New Game from Cubiko
A fan of Wooden Games, Nick Case delivers his verdict on Yellow Jersey designed by Gavin Birnbaum.
All Opinions are those of Nick
2 - 4 players. Age 8 up. 45 minutes.
I've always loved wooden games. There is something supremely tactile about timber that makes it infinitely superior to plastic. So when I stumbled upon a beautiful looking game called Foundation by Cubiko games I ended up in an e-mail exchange with the designer and creator Gavin Birnbaum. Long story short he tracked me down to the Essen Bruhaus on the Wednesday night having finished setting up his area in the Messe ready for the onslaught the following day. Over a wheat beer we talked a little about Foundation and then he very casually said, 'well I have some other games I'm playtesting, would you like a go?'
We didn't need asking twice and he broke out a square, hinged box with what looked like a race track carved into the lid. The opened box revealed an array of wooden pieces, cyclists, circular player boards, pegs and counters with numbers etched out. The only splash of paint was on the bikes, I was sold already. Gavin explained that this size of box with the board carved onto the lid was his modus operandi for all of his games. As the beer sloshed around the table and us, it became immediately apparent that these are perfect pub games, small, self contained in a robust wooden box and most importantly, beer proof.

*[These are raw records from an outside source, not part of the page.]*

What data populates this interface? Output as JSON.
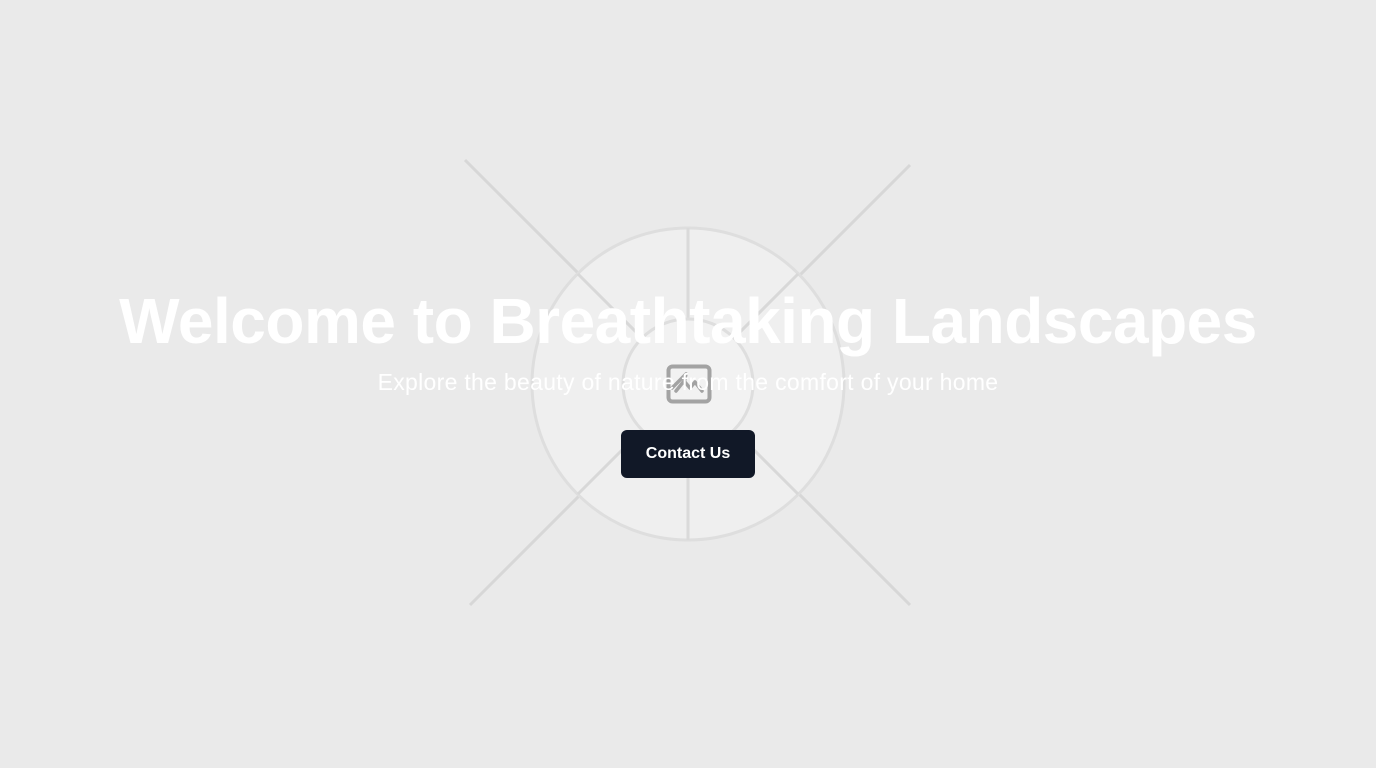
{
  "hero": {
    "title": "Welcome to Breathtaking Landscapes",
    "subtitle": "Explore the beauty of nature from the comfort of your home",
    "cta_label": "Contact Us",
    "background_image_icon": "image-placeholder-icon"
  },
  "colors": {
    "page_background": "#eaeaea",
    "title_text": "#ffffff",
    "button_background": "#111827",
    "button_text": "#ffffff"
  }
}
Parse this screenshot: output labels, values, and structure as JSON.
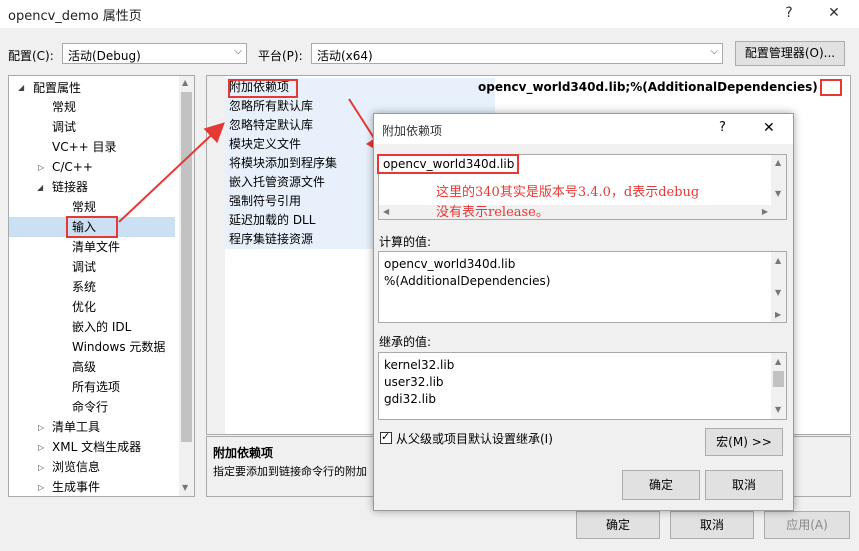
{
  "window": {
    "title": "opencv_demo 属性页",
    "help": "?",
    "close": "✕"
  },
  "toolbar": {
    "config_label": "配置(C):",
    "config_value": "活动(Debug)",
    "platform_label": "平台(P):",
    "platform_value": "活动(x64)",
    "config_manager": "配置管理器(O)..."
  },
  "tree": {
    "root": "配置属性",
    "items": [
      "常规",
      "调试",
      "VC++ 目录",
      "C/C++",
      "链接器",
      "常规",
      "输入",
      "清单文件",
      "调试",
      "系统",
      "优化",
      "嵌入的 IDL",
      "Windows 元数据",
      "高级",
      "所有选项",
      "命令行",
      "清单工具",
      "XML 文档生成器",
      "浏览信息",
      "生成事件"
    ]
  },
  "properties": {
    "rows": [
      "附加依赖项",
      "忽略所有默认库",
      "忽略特定默认库",
      "模块定义文件",
      "将模块添加到程序集",
      "嵌入托管资源文件",
      "强制符号引用",
      "延迟加载的 DLL",
      "程序集链接资源"
    ],
    "value": "opencv_world340d.lib;%(AdditionalDependencies)",
    "desc_title": "附加依赖项",
    "desc_text": "指定要添加到链接命令行的附加"
  },
  "footer": {
    "ok": "确定",
    "cancel": "取消",
    "apply": "应用(A)"
  },
  "dialog": {
    "title": "附加依赖项",
    "help": "?",
    "close": "✕",
    "edit_value": "opencv_world340d.lib",
    "annotation_line1": "这里的340其实是版本号3.4.0，d表示debug",
    "annotation_line2": "没有表示release。",
    "computed_label": "计算的值:",
    "computed_values": [
      "opencv_world340d.lib",
      "%(AdditionalDependencies)"
    ],
    "inherited_label": "继承的值:",
    "inherited_values": [
      "kernel32.lib",
      "user32.lib",
      "gdi32.lib"
    ],
    "inherit_checkbox": "从父级或项目默认设置继承(I)",
    "macro_button": "宏(M) >>",
    "ok": "确定",
    "cancel": "取消"
  },
  "colors": {
    "annotation_red": "#e53935",
    "selection": "#cce0f3"
  }
}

Gavin explained the rules very quickly, because there are very few. We all control a team of 3 cyclists. Stage posts are randomly distributed around a circular-ish track that starts and ends back in Paris. Players select 3 of 6 numbered disks (1-6) to decide how far each cyclist will go in turn one, and here's the first attack of angst. You only move one cyclist at a time and the road is at most only 2 spaces wide, sometimes only 1. So do you strike out for the front or hold back? The problem being if other bikes block your way and you can't take your full move you will crash and lose movement the next time you allocate a disk to that cyclist.
However if you time it right and end your turn exactly behind a single team, you slip stream to the front. Similarly end up at the top of a hill and you will go faster next turn, bottom of a hill and you go slower. And just to rub it in some more you can't let your front two bikes get seperated too much (too many stage posts in between) or they will slow down in future turns.
What transpires is a see saw of positioning where a bike can look totally out of it, only to slip stream back into contention whilst an early leader gets boxed and overhauled by the pack. An enthralling tug of war and I wanted to press the necessary euros into Gavins hands there and then.
This is the perfect filler for me, 30 minutes play time, simple rules, nice wooden hand made bits (in Gavins workshop) and it looks stunning.